To truly understand galaxies, you need to understand how the supermassive black holes at their center work. And that’s often easier said than done. Thankfully, we do have many tools at our disposal, and one of them has now provided a new look into some hidden gems.
The supermassive black holes at the center of IC 3639 and NGC 1448 have an annoying thing in common: Both are shrouded in thick clouds of gas that makes studying them incredibly tricky. But not for NuSTAR (Nuclear Spectroscopic Telescope Array) – NASA's high-energy X-ray observatory is perfectly equipped to pierce the cloud cover.
The galaxies are part of two separate but complementary studies. The analysis of IC 3639 was led by Peter Boorman from the University of Southampton, while NGC 1448 was studied by Ady Annuar from the University of Durham, who presented the findings at the American Astronomical Society's 229th meeting in Texas.

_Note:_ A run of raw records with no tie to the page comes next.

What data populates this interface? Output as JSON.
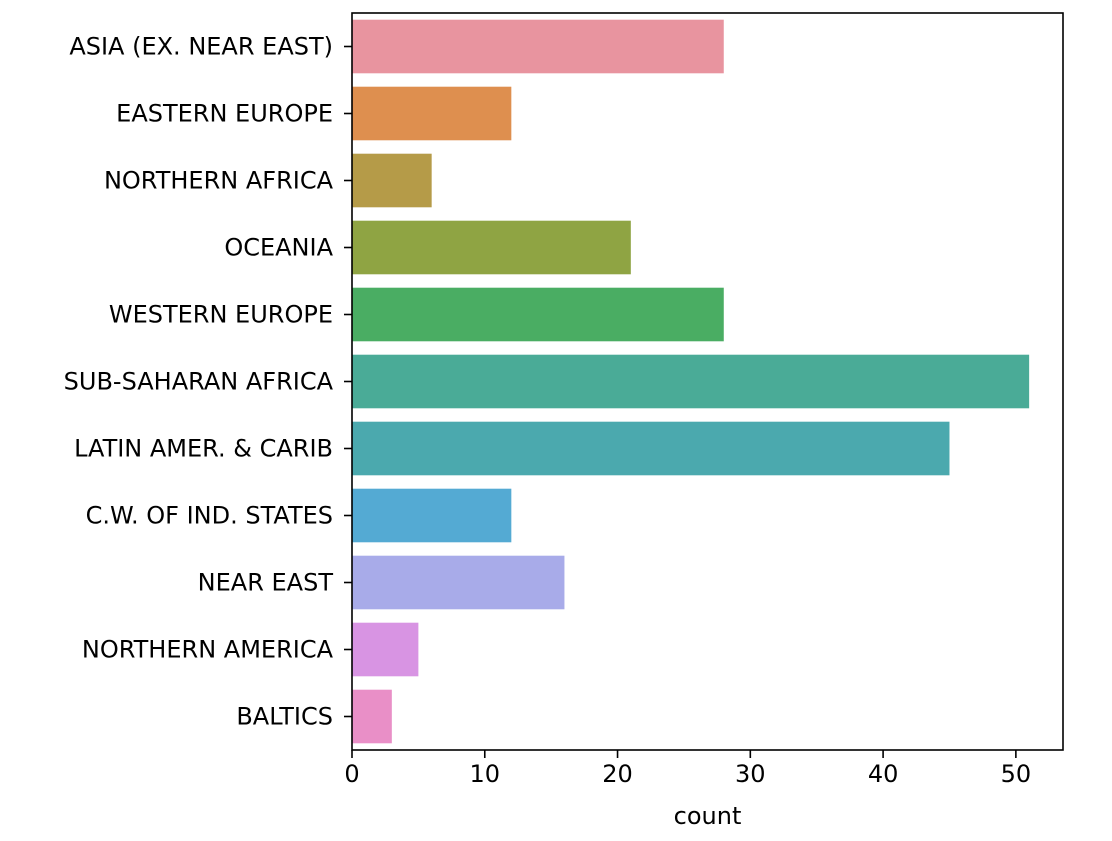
{
  "chart_data": {
    "type": "bar",
    "orientation": "horizontal",
    "categories": [
      "ASIA (EX. NEAR EAST)",
      "EASTERN EUROPE",
      "NORTHERN AFRICA",
      "OCEANIA",
      "WESTERN EUROPE",
      "SUB-SAHARAN AFRICA",
      "LATIN AMER. & CARIB",
      "C.W. OF IND. STATES",
      "NEAR EAST",
      "NORTHERN AMERICA",
      "BALTICS"
    ],
    "values": [
      28,
      12,
      6,
      21,
      28,
      51,
      45,
      12,
      16,
      5,
      3
    ],
    "colors": [
      "#e8949f",
      "#de8f4f",
      "#b59b48",
      "#8fa443",
      "#4aad63",
      "#4aab97",
      "#4ba9ae",
      "#54aad3",
      "#a8abe9",
      "#d894e3",
      "#e98fc7"
    ],
    "xlabel": "count",
    "ylabel": "",
    "title": "",
    "xlim": [
      0,
      53.55
    ],
    "xticks": [
      0,
      10,
      20,
      30,
      40,
      50
    ],
    "grid": false,
    "legend": "none"
  }
}
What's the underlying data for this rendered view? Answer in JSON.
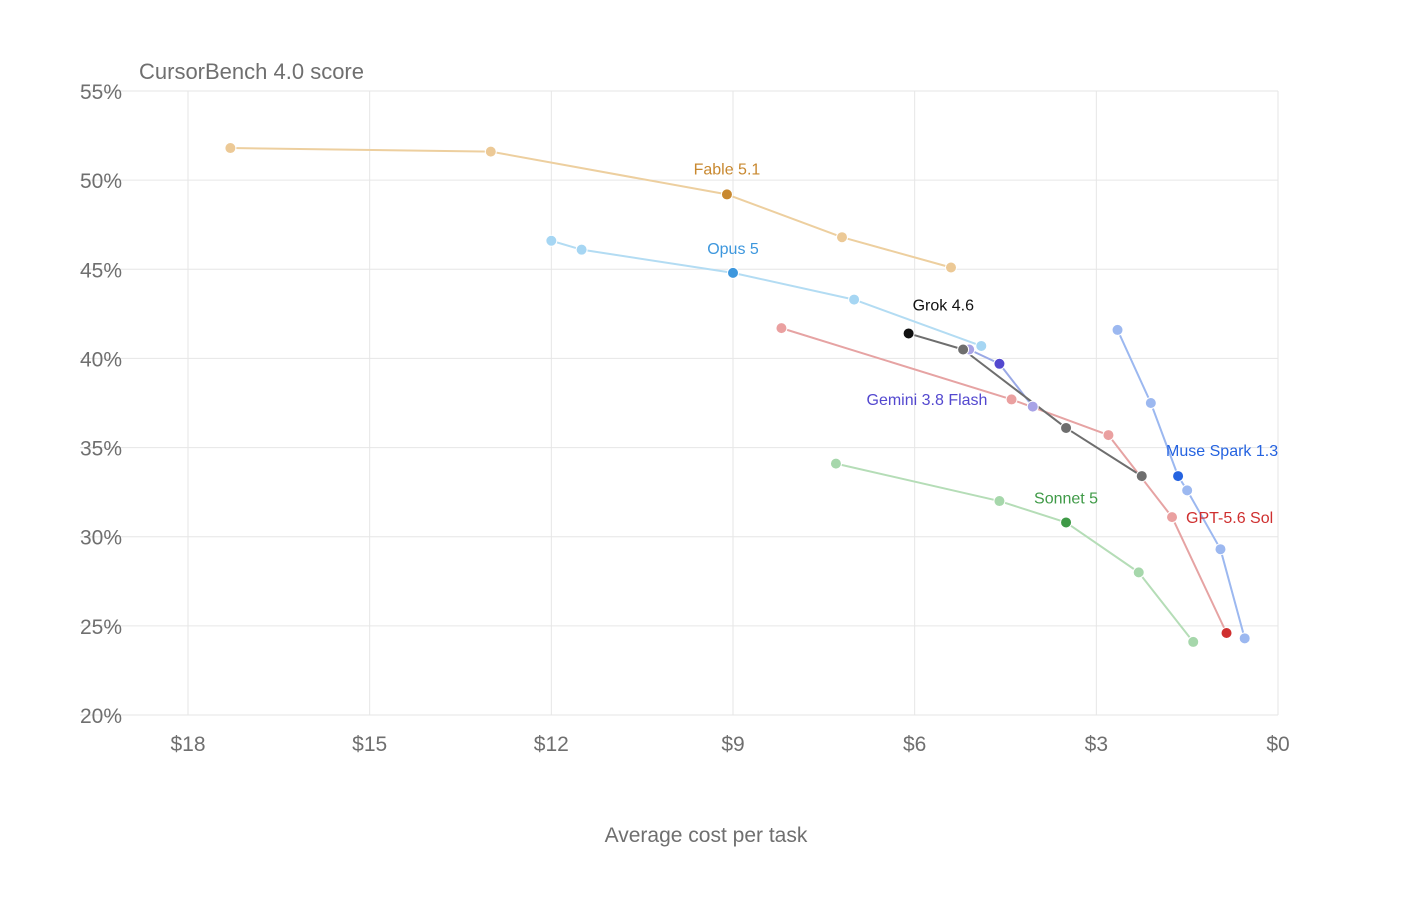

Although hidden from most telescopes, the supermassive black holes in these two galaxies are generating a lot of light and are thus dubbed "active galactic nuclei" (AGNs), as they significantly affect the core of the galaxies. AGNs can be very different from each other depending on how they are obscured by gas.
"Just as we can't see the sun on a cloudy day, we can't directly see how bright these active galactic nuclei really are because of all of the gas and dust surrounding the central engine," Boorman said in a statement.
NuSTAR was able to provide confirmation that there was indeed an AGN within IC 3639, which is located 170 million light-years from Earth, and has given the most accurate measurement of its luminosity. For NGC 1448, only 38 million light-years away, NuSTAR has detected X-rays reflected on the thick gas clouds.
Until now, we couldn’t see these two giants because they are not facing us, but instead are on their side. Their light comes to us reflected, which is why they have been able to keep their mystery for so long.
"These black holes are relatively close to the Milky Way, but they have remained hidden from us until now," added Annuar. "They're like monsters hiding under your bed."
Astronomers have also found a large population of very young stars in NGC 1448, formed at the same time the black hole began feeding. This is very important in understanding how galaxies evolve, as it is believed that there’s a feedback mechanism between star formation and supermassive black holes, and these observations could provide a lot more information to clarify what goes on in these galaxies.